So you analyzed your mass spectrometry raw files and want to some post-processing steps. Look no further. This script will generate QC plots and volcano plots highlighting your proteins of interest.
Getting started is easy. Download the R script and analysis parameters file to your working directory. To do this:
- Click on the big green button in the top right that says
<> Codeand then click onDownload ZIP. - Place the files in your working directory
- Fill in the analysis parameter file accordingly.
- Open the R script with RStudio, select all and run it.
Note: - Installing the DEP package for the first time may take a while. Should be smooth sailing after that
Explanations are also present in the Excel file, when hovering over the parameter boxes.
analysis_method - One of "DiaNN", "MaxQuant" or "Proteome discoverer".

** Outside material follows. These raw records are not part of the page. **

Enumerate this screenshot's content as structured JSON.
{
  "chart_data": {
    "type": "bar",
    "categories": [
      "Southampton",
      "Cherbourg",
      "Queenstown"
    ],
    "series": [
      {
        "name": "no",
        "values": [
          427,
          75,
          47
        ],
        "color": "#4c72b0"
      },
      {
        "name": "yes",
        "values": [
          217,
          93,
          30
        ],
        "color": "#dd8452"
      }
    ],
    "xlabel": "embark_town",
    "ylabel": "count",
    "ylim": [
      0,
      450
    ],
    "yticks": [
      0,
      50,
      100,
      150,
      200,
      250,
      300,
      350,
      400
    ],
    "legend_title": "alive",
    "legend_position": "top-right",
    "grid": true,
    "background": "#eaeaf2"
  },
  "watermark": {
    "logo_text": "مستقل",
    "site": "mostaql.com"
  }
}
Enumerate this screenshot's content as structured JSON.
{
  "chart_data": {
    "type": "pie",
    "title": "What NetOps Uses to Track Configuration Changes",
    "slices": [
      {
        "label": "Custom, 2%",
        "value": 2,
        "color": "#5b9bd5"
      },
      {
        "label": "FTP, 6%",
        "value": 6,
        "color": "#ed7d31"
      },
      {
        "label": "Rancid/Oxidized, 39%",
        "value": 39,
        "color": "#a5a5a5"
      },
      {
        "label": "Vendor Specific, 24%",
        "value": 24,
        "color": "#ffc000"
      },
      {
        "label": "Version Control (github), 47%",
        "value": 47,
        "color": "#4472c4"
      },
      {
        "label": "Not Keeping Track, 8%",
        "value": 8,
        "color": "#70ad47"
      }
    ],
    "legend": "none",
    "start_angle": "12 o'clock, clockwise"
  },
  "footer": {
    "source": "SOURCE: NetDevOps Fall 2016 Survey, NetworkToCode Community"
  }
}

conditions - The amount of experimental variables. This can be either 2 (Condition A, Replicates) or 3 (Condition B, Condition A, Replicates). These variables should be present in the .raw file names.

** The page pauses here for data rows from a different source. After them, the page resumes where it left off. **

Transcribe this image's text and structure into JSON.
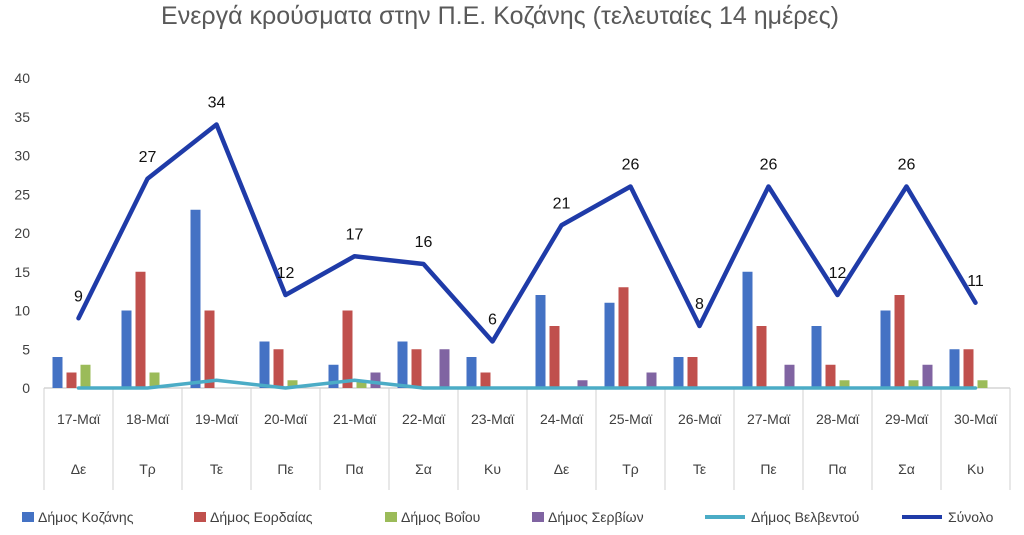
{
  "chart_data": {
    "type": "bar",
    "title": "Ενεργά κρούσματα στην Π.Ε. Κοζάνης (τελευταίες 14 ημέρες)",
    "categories": [
      "17-Μαϊ",
      "18-Μαϊ",
      "19-Μαϊ",
      "20-Μαϊ",
      "21-Μαϊ",
      "22-Μαϊ",
      "23-Μαϊ",
      "24-Μαϊ",
      "25-Μαϊ",
      "26-Μαϊ",
      "27-Μαϊ",
      "28-Μαϊ",
      "29-Μαϊ",
      "30-Μαϊ"
    ],
    "weekdays": [
      "Δε",
      "Τρ",
      "Τε",
      "Πε",
      "Πα",
      "Σα",
      "Κυ",
      "Δε",
      "Τρ",
      "Τε",
      "Πε",
      "Πα",
      "Σα",
      "Κυ"
    ],
    "ylim": [
      0,
      40
    ],
    "yticks": [
      0,
      5,
      10,
      15,
      20,
      25,
      30,
      35,
      40
    ],
    "grid": false,
    "legend_position": "bottom",
    "series": [
      {
        "name": "Δήμος Κοζάνης",
        "kind": "bar",
        "color": "#4472C4",
        "values": [
          4,
          10,
          23,
          6,
          3,
          6,
          4,
          12,
          11,
          4,
          15,
          8,
          10,
          5
        ]
      },
      {
        "name": "Δήμος Εορδαίας",
        "kind": "bar",
        "color": "#C0504D",
        "values": [
          2,
          15,
          10,
          5,
          10,
          5,
          2,
          8,
          13,
          4,
          8,
          3,
          12,
          5
        ]
      },
      {
        "name": "Δήμος Βοΐου",
        "kind": "bar",
        "color": "#9BBB59",
        "values": [
          3,
          2,
          0,
          1,
          1,
          0,
          0,
          0,
          0,
          0,
          0,
          1,
          1,
          1
        ]
      },
      {
        "name": "Δήμος Σερβίων",
        "kind": "bar",
        "color": "#8064A2",
        "values": [
          0,
          0,
          0,
          0,
          2,
          5,
          0,
          1,
          2,
          0,
          3,
          0,
          3,
          0
        ]
      },
      {
        "name": "Δήμος Βελβεντού",
        "kind": "line",
        "color": "#4BACC6",
        "values": [
          0,
          0,
          1,
          0,
          1,
          0,
          0,
          0,
          0,
          0,
          0,
          0,
          0,
          0
        ]
      },
      {
        "name": "Σύνολο",
        "kind": "line",
        "color": "#1F3BA8",
        "values": [
          9,
          27,
          34,
          12,
          17,
          16,
          6,
          21,
          26,
          8,
          26,
          12,
          26,
          11
        ],
        "data_labels": true
      }
    ]
  }
}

filtering_type - Whether a protein should have a value in all samples ("complete") or all samples in at least one condition/group ("condition").

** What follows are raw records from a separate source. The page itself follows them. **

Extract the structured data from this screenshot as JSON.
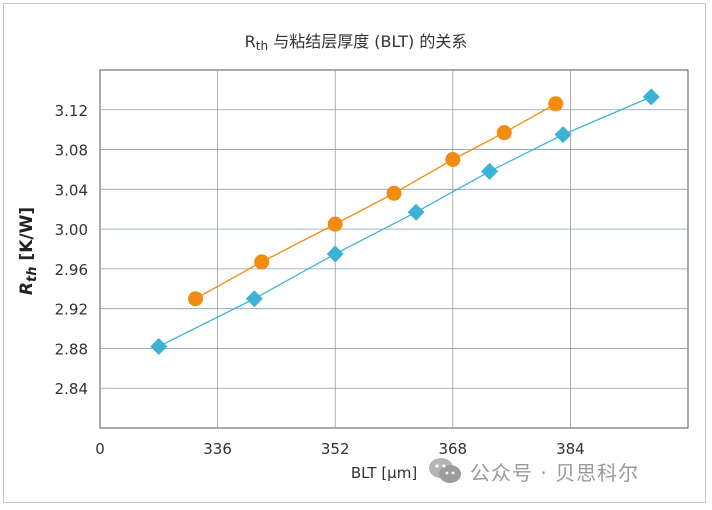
{
  "chart_data": {
    "type": "scatter",
    "title_prefix": "R",
    "title_sub": "th",
    "title_rest": " 与粘结层厚度 (BLT) 的关系",
    "xlabel": "BLT [μm]",
    "ylabel_main": "R",
    "ylabel_sub": "th",
    "ylabel_unit": " [K/W]",
    "x_ticks": [
      336,
      352,
      368,
      384
    ],
    "x_origin_label": "0",
    "y_ticks": [
      2.84,
      2.88,
      2.92,
      2.96,
      3.0,
      3.04,
      3.08,
      3.12
    ],
    "y_tick_labels": [
      "2.84",
      "2.88",
      "2.92",
      "2.96",
      "3.00",
      "3.04",
      "3.08",
      "3.12"
    ],
    "xlim": [
      320,
      400
    ],
    "ylim": [
      2.8,
      3.16
    ],
    "grid": true,
    "series": [
      {
        "marker": "circle",
        "color": "#F28C0F",
        "x": [
          333,
          342,
          352,
          360,
          368,
          375,
          382
        ],
        "y": [
          2.93,
          2.967,
          3.005,
          3.036,
          3.07,
          3.097,
          3.126
        ]
      },
      {
        "marker": "diamond",
        "color": "#3CB3D6",
        "x": [
          328,
          341,
          352,
          363,
          373,
          383,
          395
        ],
        "y": [
          2.882,
          2.93,
          2.975,
          3.017,
          3.058,
          3.095,
          3.133
        ]
      }
    ]
  },
  "watermark": {
    "text": "公众号 · 贝思科尔",
    "icon": "wechat-icon"
  }
}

mass_spec - This should be present in the names of the .raw files. Required when selecting DiaNN as analysis method.
comparison - The type of comparison that will be tested. This can be all possible pairwise comparisons ("all") or limited to the comparisons versus the control ("control").
control - In case you choose "control" as your comparison, add the name of the control sample, e.g. DMSO, IgG, untreated, KO.
unique_peptides - The minimum amount of unique peptides a protein should be quantified with.
volcano - Specifiy which proteins to highlight in the volcano plot. Can be either a list of supplied protein names ("protein list"), all proteins above a supplied p-value and fold change cutoff ("specify significance") or the top N most differential proteins below a set p-value ("TopN").
proteins_to_highlight - list of protein names to be highlighted, separated by a semicolon (;).
p_value - p-value cutoff for significance. REQUIRED
log2_FC - log2 FC value cutoff for significance. REQUIRED
TopN - TopN number of proteins to highlight.
complete_output - If set to TRUE, the 'DEP_results' output file will contain a tab titled 'complete_output' containing the raw, normalized and imputated LFQ values for each sample, as well as all columns from the dep results object.
Make sure your .raw files and output are correctly named, as outlined below. Otherwise the script may not run succesfully.
.raw mass spec files - Please ensure that the abundance column names (and thus the .raw files) contain the name of the mass spectrometer used (e.g. Astral, Exploris) and the following information, in order and separated by an underscore:
- Condition A (e.g. Cell line)
- Condition B (e.g. WT and KO or treated and untreated)
- Replicate
Example: 20250205_Astral_AUR_DZ114_Wildtype_untreated_1.raw
DiaNN - Output files should end on *pg_matrix.tsv and *pr_matrix.tsv.
MaxQuant - Output file should end on *proteinGroups.txt and the experiment name should follow a similar format as the .raw mass spec files, as specified above.
Proteome Discoverer - Output file should end on *proteins.txt and the experiment name should follow a similar format as the .raw mass spec files, as specified above.
This script uses a lot of the DEP package, so credit to them for developing the package (Zhang X, Smits A, van Tilburg G, Ovaa H, Huber W, Vermeulen M (2018). “Proteome-wide identification of ubiquitin interactions using UbIA-MS.” Nature Protocols, 13, 530–550).